Overzealous immutable and classes

[Gareth Charnock]

On 16/07/10 02:08, Jonathan M Davis wrote:
> On Thursday, July 15, 2010 17:40:26 Gareth Charnock wrote:
>> So having got a collectors' edition TDPL, I though I'd have a try at
>> writing some concurrent code. The idea was a worker thread(s) would do
>> some work and write the results to some immutable objects. These would
>> get passed to an indexer thread that would do neat stuff like indexing
>> the references to the objects in things like hash tables and such,
>> performing any reduce type operations along the way. These views would
>> then be passed back to workers in due course. Unfortunately I hit a
>> snag. It appears you can't do this:
>>
>> class A {
>>      ...
>> }
>> immutable A a1 = new immutable(A);  //pointer to a real, immutable object
>> immutable A a2;  //pointer to null
>> a2 = a1;   //error, guess I doomed a2 to a life of being useless
>>
>> I thought that as such assignments don't change the underlying objects
>> in memory, they would be fine. Compare to:
>>
>> immutable(char)[] s1 = "hello world"; //fat pointer to a section of
>> immutable memory
>> immutable(char)[] s2;  //fat pointer to null
>> s2 = s1; //fine
>>
>> The only solutions I can think of:
>> 1) Use a pointer to a class. Works, but that just seems very unsafe and
>> just plain un-D-ish. We also have to dereference two pointers.
>> 2) Work entirely with immutable(A)[], which is not quite as crazy as it
>> seems as we are copying about arrays of pointers rather than arrays of
>> A. It's still quite crazy.
>> 3) Write some sort of wrapper struct to hide the pointer.
>> 4) Perhaps ref works like C++ int&?
>> ref immutable(A) ref_a //error
>> Nope.
>>
>> So is this intended behavior? Am I missing something obvious?
>
> First off, you're using using a reference, not a pointer. They're similar but
> quite different. If you were using a pointer, you could do
>
> immutable (A)* a1;
>
> and the object would be immutable while the pointer would be mutable. It's a
> mutable pointer to an immutable object of type A. The problem with a reference
> is that it has no syntactic way to differentiate between what's doing the
> refering and what's being referred. Because immutable is transitive,
>
> immutable A a1;
>
> is an immutable reference to an immutable object of type A. As soon as you try
> and make a reference immutable, what it refers to is immutable as well. There is
> no syntactic way to fix the problem. The solution is Rebindable!(T) in
> std.typecons.
>
> Rebindable!(T) is a wrapper struct.
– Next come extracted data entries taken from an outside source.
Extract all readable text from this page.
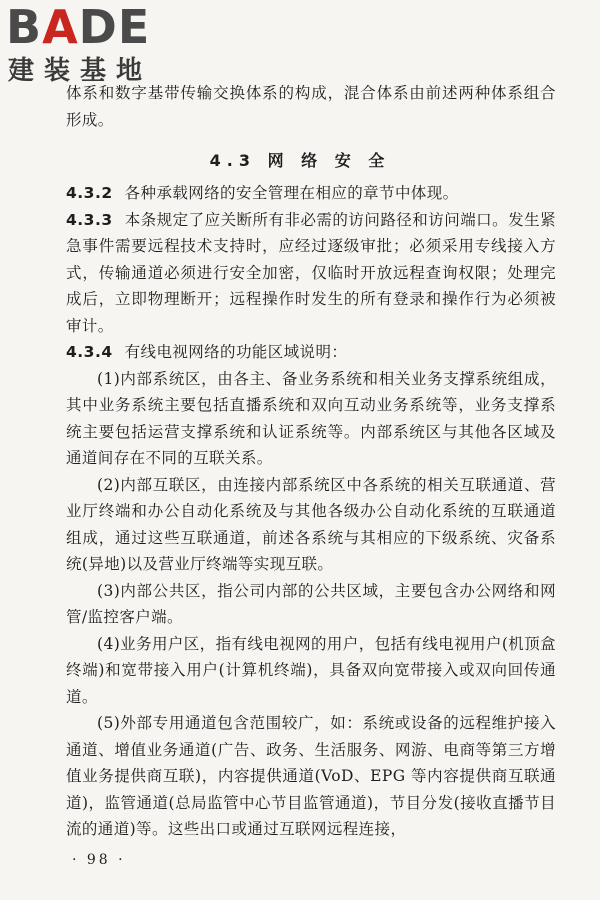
B A D E
建装基地
体系和数字基带传输交换体系的构成，混合体系由前述两种体系组合形成。
4.3 网 络 安 全

4.3.2 各种承载网络的安全管理在相应的章节中体现。

4.3.3 本条规定了应关断所有非必需的访问路径和访问端口。发生紧急事件需要远程技术支持时，应经过逐级审批；必须采用专线接入方式，传输通道必须进行安全加密，仅临时开放远程查询权限；处理完成后，立即物理断开；远程操作时发生的所有登录和操作行为必须被审计。

4.3.4 有线电视网络的功能区域说明：

(1)内部系统区，由各主、备业务系统和相关业务支撑系统组成，其中业务系统主要包括直播系统和双向互动业务系统等，业务支撑系统主要包括运营支撑系统和认证系统等。内部系统区与其他各区域及通道间存在不同的互联关系。

(2)内部互联区，由连接内部系统区中各系统的相关互联通道、营业厅终端和办公自动化系统及与其他各级办公自动化系统的互联通道组成，通过这些互联通道，前述各系统与其相应的下级系统、灾备系统(异地)以及营业厅终端等实现互联。

(3)内部公共区，指公司内部的公共区域，主要包含办公网络和网管/监控客户端。

(4)业务用户区，指有线电视网的用户，包括有线电视用户(机顶盒终端)和宽带接入用户(计算机终端)，具备双向宽带接入或双向回传通道。

(5)外部专用通道包含范围较广，如：系统或设备的远程维护接入通道、增值业务通道(广告、政务、生活服务、网游、电商等第三方增值业务提供商互联)，内容提供通道(VoD、EPG 等内容提供商互联通道)，监管通道(总局监管中心节目监管通道)，节目分发(接收直播节目流的通道)等。这些出口或通过互联网远程连接，

· 98 ·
It allows you to have const and immutable
> references and still change what they refer to. Take this example from the docs:
>
> // Rebindable references to const and immutable objects
> void bar()
> {
>      const w1 = new Widget, w2 = new Widget;
>      w1.foo();
>      // w1 = w2 would not work; can't rebind const object
>      auto r = Rebindable!(const Widget)(w1);
>      // invoke method as if r were a Widget object
>      r.foo();
>      // rebind r to refer to another object
>      r = w2;
> }
>
> By wrapping the const (or immutable) Widget, you can "rebind" what is "bound" by
> Rebindable!(T) and effectively get a mutable reference to a const or immutable
> object. It's not terribly pretty, but apparently no one could come up with a
> satistfactory way of doing it in the language itself given the syntax for
> references. So, Rebindable!(T) is the solution.
>
> - Jonathan M Davis

Thanks, that should work just fine. Looking at the phobos source for 
Rebindable, I was nowhere near close to reinventing that wheel.